Cara, a vida é um fio.

Não é a primeira vez que penso sobre isso, mas cada vez que penso me surpreendo mais, como se fosse a primeira vez que chego a essa constatação.

O que nos mantem vivo é um fio de qualquer coisa muito fino. Sério. É muito fácil morrer. É até contraditório eu dizer no texto anterior que levo a vida como se nunca fosse morrer (o que é verdade) e agora eu vir e dizer que se pode morrer a qualquer momento. Entretanto, a dura realidade é essa, ainda que eu viva como se tivesse todo o tempo do mundo.

Um dos meus vizinhos tem uns 70 e qualquer coisa de idade. Clinicamente - até ontem - ele não tinha qualquer problema de saúde. Minto. Ele não andava normalmente, tinha algum problema que travava as pernas dele, que as deixava tão rígidas que ele mal conseguia andar. Ele tinha muito medo de cair ao andar, ainda que se locomovendo só 2 metros de um cômodo doméstico para outro. Só andava se agarrando às paredes ou sendo puxado pelos braços de alguém. Não saía à rua em razão desse problema. Dizem que era uma doença psicológica, decorrente do medo dele de cair. Vai saber... O que eu sei é que em razão disso, coisas simples, como tomar um banho, eram impossíveis de serem feitas por ele sozinho. No apartamento dele moram duas filhas e a mulher dele - uma senhora de uns 80 e tantos anos -, motivo pelo qual algumas vezes eu tive que ajudar a dar banho nele. Nunca tive nojinho dele estar cagado em algumas ocasiões ou sei lá o quê. Sou meio frio com essas coisas. Sei que não tenho noção de enfermagem e tampouco físico muito privilegiado para ajudar a segurar alguém mais pesado que eu. Mas sei lá. Acho que há boas ações que não devemos hesitar em realizar; há ações que só precisam de alguém para realizá-las e que devem ser feitas porque simplesmente precisam ser; todo o resto é besteira.

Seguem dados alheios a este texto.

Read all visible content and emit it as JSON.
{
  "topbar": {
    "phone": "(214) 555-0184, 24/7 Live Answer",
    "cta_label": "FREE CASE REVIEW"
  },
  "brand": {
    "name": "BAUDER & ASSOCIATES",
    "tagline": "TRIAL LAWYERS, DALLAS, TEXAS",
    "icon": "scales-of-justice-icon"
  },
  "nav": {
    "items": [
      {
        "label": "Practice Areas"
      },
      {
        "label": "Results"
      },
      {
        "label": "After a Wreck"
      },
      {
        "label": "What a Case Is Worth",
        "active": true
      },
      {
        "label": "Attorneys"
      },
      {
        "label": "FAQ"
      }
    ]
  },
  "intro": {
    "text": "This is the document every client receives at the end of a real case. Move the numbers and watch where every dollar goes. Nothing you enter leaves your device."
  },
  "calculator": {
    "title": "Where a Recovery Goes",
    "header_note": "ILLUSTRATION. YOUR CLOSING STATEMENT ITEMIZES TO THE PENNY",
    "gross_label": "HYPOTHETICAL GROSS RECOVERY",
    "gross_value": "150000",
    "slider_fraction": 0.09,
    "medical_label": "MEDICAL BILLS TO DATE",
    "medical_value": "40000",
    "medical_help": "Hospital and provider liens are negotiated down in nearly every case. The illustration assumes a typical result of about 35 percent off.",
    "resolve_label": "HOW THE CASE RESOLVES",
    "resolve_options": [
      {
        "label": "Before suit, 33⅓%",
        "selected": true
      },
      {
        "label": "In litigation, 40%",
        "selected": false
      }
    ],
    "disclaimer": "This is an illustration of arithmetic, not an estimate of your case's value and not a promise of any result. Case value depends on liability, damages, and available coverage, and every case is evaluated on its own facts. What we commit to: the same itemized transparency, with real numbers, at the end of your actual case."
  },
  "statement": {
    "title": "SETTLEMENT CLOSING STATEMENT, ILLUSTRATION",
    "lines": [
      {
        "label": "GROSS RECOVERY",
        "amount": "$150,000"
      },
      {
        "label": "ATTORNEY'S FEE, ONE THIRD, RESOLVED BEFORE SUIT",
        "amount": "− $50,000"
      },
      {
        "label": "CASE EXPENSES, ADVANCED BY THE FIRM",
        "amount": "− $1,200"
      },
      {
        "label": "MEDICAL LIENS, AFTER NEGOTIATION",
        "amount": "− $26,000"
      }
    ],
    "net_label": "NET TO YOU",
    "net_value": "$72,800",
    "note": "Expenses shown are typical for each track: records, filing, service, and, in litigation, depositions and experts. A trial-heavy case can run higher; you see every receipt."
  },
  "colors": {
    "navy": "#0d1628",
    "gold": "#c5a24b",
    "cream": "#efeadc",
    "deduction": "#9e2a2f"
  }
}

Enfim. Ontem pela manhã fui chamado a ajudá-lo. Não foi para um banho. Ele havia caído no banheiro, estava mijado e meio gélido. A esposa, uma das filhas e um filho dele que veio ajudar conseguiram colocâ-lo sentado em um banco no banheiro, todavia, ele não conseguia levantar a cabeça, falar e estava meio mole fisicamente (não conseguia manter-se sentado com a coluna ereta, precisávamos segurá-lo). Apesar disso, estava consciente e com movimentos nos braços. Me chamaram porque talvez eu pudesse ajudar o filho dele a colocá-lo em outro cômodo, contudo, uma vez que o senhor estava meio gélido e mole, preferimos segurá-lo sentado e acionar o SAMU. Tendo em vista que eu era o mais calmo no momento e que o senhor sempre confiou muito em mim por me julgar "estudado", tratei de ir conversando com ele para acalmá-lo enquanto esperávamos ajuda médica. Disse a ele para não ter medo, que tudo ia acabar bem logo, ainda que eu não tivesse qualquer certeza acerca disso.

E veio o SAMU. Os paramédicos, com minha ajuda e do filho do senhor, conseguiram colocá-lo sentado no sofá da sala. Após uma série de perguntas e exames rápidos decidiram removê-lo para um hospital para a realização de exames mais completos. Diagnóstico inicial: o senhor estava com a pressão bem alta, embora não fosse hipertenso ou tivesse alguma doença que justificasse esse aumento. Pelo cenário, eu que não tenho qualquer conhecimento de medicina, imaginei que era só um susto e que depois de fazer alguns exames e, no máximo, ser medicado, ele retornaria para casa - talvez ainda no mesmo dia. Foi mais ou menos isso que eu disse aos familiares dele para acalmá-los. E assim descemos o senhor por 3 andares de escadas em direção à ambulância. Levaram-no.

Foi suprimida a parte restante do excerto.